Être artiste, c’est permettre la rencontre avec une œuvre, une pensée, un thème, une esthétique. Pour ce faire, il faut d’abord, du côté de l’artiste en question, s’être fait reconnaître. C’est l’objectif de cette série de mini-portraits pensés comme des premiers points d’accroche avec de jeunes artistes et leurs univers si singuliers. Ce mois-ci, Fisheye Immersive s’intéresse à Mary-Audrey Ramirez, artiste plasticienne qui utilise l’IA pour créer de nouvelles mythologies numériques au sein du monde réel.
Un élément biographique
Née au Luxembourg en 1990, Mary-Audrey Ramirez s’envole pour Berlin alors qu’elle est à peine âgée de 20 ans dans l’idée d’étudier auprès de l’artiste Thomas Zipp à l’Université des Arts de la capitale allemande. L’expérience s’étire de 2010 à 2016, et fait naître une vocation : travaillant notamment avec l’intelligence artificielle, Mary-Audrey Ramirez imagine depuis des créatures monstrueuses inspirées des univers virtuels afin de les intégrer au monde physique. Une démarche remarquée par de nombreuses institutions puisque l’artiste, représentée par la Martinetz Gallery (Cologne), a été largement récompensée pour ses œuvres sculpturales et picturales, notamment en 2019, année où elle reçoit le prestigieux prix Edward Steichen au Luxembourg.
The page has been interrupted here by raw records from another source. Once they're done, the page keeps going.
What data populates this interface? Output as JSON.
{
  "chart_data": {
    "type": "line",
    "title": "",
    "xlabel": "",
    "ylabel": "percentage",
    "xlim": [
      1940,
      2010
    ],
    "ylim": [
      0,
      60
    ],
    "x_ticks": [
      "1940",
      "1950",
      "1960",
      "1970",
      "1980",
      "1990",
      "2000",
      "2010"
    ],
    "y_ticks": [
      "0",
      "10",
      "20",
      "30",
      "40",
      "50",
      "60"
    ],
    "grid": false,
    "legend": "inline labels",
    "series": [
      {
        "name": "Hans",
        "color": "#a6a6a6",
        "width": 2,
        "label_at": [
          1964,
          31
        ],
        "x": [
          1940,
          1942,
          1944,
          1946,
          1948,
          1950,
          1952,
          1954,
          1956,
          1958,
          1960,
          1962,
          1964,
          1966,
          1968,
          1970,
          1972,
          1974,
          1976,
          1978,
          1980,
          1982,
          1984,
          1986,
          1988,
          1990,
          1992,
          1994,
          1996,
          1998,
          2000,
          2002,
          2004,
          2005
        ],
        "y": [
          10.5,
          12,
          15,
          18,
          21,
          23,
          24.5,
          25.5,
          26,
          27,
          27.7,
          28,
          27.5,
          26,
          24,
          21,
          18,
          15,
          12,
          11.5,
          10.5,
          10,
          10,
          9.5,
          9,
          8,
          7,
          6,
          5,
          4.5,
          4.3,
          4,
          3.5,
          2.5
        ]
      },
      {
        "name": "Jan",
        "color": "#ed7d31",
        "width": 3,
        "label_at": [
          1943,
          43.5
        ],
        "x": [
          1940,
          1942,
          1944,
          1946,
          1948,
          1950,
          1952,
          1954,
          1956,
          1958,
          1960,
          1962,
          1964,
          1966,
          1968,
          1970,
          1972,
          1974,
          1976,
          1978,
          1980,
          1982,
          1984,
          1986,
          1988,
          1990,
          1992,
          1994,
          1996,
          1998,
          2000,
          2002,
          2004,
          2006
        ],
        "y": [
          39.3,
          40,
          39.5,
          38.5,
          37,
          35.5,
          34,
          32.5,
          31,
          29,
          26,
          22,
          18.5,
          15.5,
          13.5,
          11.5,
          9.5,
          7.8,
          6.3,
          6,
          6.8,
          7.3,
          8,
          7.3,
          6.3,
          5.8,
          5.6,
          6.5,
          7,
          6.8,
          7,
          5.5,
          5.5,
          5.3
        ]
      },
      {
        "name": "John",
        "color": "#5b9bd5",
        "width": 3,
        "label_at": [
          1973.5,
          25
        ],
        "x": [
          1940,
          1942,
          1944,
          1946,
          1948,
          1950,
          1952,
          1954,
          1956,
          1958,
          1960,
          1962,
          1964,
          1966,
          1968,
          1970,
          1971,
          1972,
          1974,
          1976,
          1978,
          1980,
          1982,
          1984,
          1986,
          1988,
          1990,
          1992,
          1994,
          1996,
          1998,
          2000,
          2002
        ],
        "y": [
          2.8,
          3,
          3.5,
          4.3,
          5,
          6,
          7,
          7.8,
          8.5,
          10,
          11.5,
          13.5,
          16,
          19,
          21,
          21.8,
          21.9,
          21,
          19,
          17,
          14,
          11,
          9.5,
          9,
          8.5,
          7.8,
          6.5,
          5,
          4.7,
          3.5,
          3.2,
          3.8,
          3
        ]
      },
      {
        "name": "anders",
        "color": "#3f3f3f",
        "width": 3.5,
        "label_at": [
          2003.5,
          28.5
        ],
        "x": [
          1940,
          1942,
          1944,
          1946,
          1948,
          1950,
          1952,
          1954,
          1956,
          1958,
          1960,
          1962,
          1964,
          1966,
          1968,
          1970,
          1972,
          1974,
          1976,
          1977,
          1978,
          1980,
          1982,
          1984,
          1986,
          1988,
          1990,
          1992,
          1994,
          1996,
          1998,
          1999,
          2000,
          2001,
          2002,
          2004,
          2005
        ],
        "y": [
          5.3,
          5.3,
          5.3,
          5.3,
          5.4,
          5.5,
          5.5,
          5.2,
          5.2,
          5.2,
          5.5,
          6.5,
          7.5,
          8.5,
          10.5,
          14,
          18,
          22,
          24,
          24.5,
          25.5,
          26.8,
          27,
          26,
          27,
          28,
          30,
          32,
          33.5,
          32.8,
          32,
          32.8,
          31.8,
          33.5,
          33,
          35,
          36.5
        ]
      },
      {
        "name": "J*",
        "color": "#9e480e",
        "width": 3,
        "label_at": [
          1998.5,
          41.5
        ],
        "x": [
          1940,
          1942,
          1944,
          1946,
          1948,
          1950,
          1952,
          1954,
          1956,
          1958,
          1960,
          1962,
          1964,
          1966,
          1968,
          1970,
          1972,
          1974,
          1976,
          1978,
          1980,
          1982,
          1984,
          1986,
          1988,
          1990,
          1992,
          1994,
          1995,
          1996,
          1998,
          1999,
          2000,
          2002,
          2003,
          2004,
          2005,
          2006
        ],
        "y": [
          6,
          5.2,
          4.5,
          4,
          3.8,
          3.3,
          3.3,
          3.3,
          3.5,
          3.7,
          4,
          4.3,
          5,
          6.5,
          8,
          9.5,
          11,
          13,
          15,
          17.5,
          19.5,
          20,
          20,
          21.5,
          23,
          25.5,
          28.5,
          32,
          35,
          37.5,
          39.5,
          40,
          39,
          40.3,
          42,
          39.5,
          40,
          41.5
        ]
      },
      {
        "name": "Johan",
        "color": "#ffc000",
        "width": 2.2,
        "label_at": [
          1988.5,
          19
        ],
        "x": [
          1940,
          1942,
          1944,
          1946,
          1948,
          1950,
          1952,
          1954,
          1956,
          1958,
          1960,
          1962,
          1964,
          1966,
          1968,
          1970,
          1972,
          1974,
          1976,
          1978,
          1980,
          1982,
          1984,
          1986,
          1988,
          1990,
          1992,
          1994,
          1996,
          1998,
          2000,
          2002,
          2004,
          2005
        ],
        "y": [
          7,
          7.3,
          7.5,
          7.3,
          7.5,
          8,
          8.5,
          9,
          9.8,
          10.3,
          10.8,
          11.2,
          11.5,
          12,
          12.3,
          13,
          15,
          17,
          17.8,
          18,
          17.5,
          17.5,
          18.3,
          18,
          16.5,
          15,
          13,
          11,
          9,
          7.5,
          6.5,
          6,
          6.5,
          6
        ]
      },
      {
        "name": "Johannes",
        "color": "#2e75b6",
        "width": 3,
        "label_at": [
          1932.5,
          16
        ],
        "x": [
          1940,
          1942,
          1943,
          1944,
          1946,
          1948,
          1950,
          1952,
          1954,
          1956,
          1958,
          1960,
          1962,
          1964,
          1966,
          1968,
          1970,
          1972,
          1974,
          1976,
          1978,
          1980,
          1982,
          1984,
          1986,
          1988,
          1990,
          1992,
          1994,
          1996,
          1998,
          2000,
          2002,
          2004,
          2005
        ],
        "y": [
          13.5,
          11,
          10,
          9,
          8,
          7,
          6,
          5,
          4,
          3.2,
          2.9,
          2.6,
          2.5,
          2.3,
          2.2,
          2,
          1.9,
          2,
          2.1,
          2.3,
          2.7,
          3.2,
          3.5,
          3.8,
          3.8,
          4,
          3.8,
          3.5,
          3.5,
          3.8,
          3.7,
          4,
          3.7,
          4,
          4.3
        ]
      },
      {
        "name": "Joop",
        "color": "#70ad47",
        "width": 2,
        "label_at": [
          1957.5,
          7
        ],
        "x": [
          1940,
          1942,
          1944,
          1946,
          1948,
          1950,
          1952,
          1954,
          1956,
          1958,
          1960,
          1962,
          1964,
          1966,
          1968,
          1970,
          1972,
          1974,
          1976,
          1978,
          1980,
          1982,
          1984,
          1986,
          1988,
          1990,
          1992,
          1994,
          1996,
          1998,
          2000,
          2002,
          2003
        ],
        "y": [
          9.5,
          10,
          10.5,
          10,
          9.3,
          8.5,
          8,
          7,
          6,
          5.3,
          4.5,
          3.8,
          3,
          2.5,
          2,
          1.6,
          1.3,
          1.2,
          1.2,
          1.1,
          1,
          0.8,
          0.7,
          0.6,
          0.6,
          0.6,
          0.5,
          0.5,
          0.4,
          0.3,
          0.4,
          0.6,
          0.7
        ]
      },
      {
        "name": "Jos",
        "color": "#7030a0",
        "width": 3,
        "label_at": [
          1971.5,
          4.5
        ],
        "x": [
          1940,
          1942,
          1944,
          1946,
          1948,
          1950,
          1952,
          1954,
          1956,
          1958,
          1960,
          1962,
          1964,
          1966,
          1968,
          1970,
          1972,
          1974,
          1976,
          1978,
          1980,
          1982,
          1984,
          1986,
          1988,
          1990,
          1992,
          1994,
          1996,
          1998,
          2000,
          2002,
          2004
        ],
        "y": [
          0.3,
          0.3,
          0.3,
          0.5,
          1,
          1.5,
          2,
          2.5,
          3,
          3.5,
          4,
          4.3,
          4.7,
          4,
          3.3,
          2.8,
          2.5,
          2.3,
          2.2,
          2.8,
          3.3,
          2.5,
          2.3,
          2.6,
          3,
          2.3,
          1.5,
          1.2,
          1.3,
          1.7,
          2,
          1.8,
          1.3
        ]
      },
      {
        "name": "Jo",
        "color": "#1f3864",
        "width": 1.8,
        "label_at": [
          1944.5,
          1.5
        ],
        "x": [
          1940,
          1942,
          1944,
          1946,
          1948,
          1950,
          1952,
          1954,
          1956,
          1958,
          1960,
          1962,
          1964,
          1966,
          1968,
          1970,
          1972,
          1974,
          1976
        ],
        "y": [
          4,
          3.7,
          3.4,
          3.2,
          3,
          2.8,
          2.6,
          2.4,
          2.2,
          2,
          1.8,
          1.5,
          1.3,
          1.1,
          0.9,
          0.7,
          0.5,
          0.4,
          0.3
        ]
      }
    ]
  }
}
En 2022, la jeune femme est également reçue à l’ISCP de New York, une résidence américaine à la réputation internationales. Quant à ses œuvres, elles ont depuis été exposées à Esch2022 + Ars Electronica (Luxembourg/Linz), Dortmunder Kunstverein (Dortmund), Kai 10 (Düsseldorf) ou à la Margot Samel Gallery (New-York). Signe d’une carrière qui prend de l’ampleur : en février 2024, Mary-Audrey Ramirez a également inauguré sa première exposition personnelle sur ses terres, au Casino Luxembourg.
Une oeuvre
Conçu pour son solo show au Casino Luxembourg, le jeu vidéo Forced Amnesia force la rencontre entre réalité et fiction. En invitant les spectateurs à jouer, Mary-Audrey Ramirez leur fait découvrir l’intégralité de son travail, aussi bien au niveau esthétique qu’idéologique. Ici, pas de héros à incarner pour vaincre les grands méchants, mais bien une multitude de personnages à contempler. En clair : la Luxembourgeoise prend le contrepied des codes dominants du jeu vidéo, qui veulent faire de l’action permanente le principal moteur d’une expérience ludique, pour privilégier l’observation, voire même l’ennui. « C’est apaisé, peut-être un peu ennuyant. Les gens ont un problème avec l’ennui aujourd’hui », constate l’artiste dans les colonnes d’Usbek & Rica. Manière de revendiquer le côté fantasque de son univers fantasque, au sein duquel on se balade virtuellement, tout en affirmant sa volonté d’inviter chaque joueur/spectateur à venir compléter son imaginaire.
Une actualité
Actuellement exposée à Arles dans le cadre du festival Octobre Numérique, Mary-Audrey Ramirez investit la Chapelle des Trinitaires, située en plein centre-ville, de son bestiaire fantastique. Dans un décor violet, directement inspiré de la série de jeux vidéo médiéval-fantastique Dark Souls, un monstre tentaculaire côtoie une multitude de rats étranges, des guêpes pourpres meurtrières et d’autres créatures XXL non-identifiées. Un drôle d’ensemble aux corps difformes et aux yeux globuleux que l’artiste décline sur différents supports, de l’impression 3D aux toiles de satin.
Imaginés à partir du logiciel de génération d’images Stable Diffusion, version 2022, ces extraterrestres s’opposent à une forme d’homogénéisation du « bizarre », un monde dans lequel toutes les créatures seraient mignonnes, inoffensives. « Il est très important, pour moi, qu’on ne sache pas, face à elles, à quoi on a affaire exactement, si ce sont des créatures inoffensives ou hostiles, mâles ou femelles », indiquait-elle au média luxembourgeois Culture en juillet dernier. Ou comment, l’air de rien, jeter le trouble dans le monde vidéoludique et les notions de genre, rarement aussi complexes (et donc magnétiques) que lorsqu’ils viennent nourrir l’esprit d’artistes attirés par les récits alternatifs.
- Mary-Audrey Ramirez, Octobre Numérique, jusqu’au 10.11, Chapelle des Trinitaires, Arles.